Le rédacteur en chef d'Aftenposten Espen Egil Hansen interpella dans une lettre ouverte le PDG de Facebook Mark Zuckerberg l'implorant d’ “imaginer une guerre nouvelle où les enfants seront les victimes de barils d'explosifs ou de gaz neurotoxiques. Est-ce que vous intercepteriez à nouveau les preuves d'atrocités ?”

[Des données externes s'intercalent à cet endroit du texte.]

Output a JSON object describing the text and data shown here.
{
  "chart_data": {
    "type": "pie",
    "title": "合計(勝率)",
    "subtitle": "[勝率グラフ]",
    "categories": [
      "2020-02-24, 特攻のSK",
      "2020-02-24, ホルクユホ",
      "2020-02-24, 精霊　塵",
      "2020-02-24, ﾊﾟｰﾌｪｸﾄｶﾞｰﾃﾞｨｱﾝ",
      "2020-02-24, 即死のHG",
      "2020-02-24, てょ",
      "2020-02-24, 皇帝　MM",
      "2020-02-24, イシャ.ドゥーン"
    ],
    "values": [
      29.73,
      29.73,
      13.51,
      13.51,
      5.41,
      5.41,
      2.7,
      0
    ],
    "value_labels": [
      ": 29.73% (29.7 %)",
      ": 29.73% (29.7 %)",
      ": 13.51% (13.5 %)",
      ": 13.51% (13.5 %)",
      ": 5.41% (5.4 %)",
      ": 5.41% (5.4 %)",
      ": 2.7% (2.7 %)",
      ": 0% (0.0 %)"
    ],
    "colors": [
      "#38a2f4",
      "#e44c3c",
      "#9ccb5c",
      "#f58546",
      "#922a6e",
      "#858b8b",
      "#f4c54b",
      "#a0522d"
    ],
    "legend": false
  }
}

Facebook rétablit l'image peu après. Dans un entretien au Guardian, un chargé de communication expliqua que Facebook avait renversé sa décision parce que l'image de la fillette, Kim Phuc, était “une image iconique d'importance historique”.

‘Concevoir une guerre nouvelle’

Point n'est besoin de concevoir ou imaginer cette “guerre nouvelle” dont parlait Hansen dans sa requête à Zuckerberg. Elle existe déjà, en Syrie.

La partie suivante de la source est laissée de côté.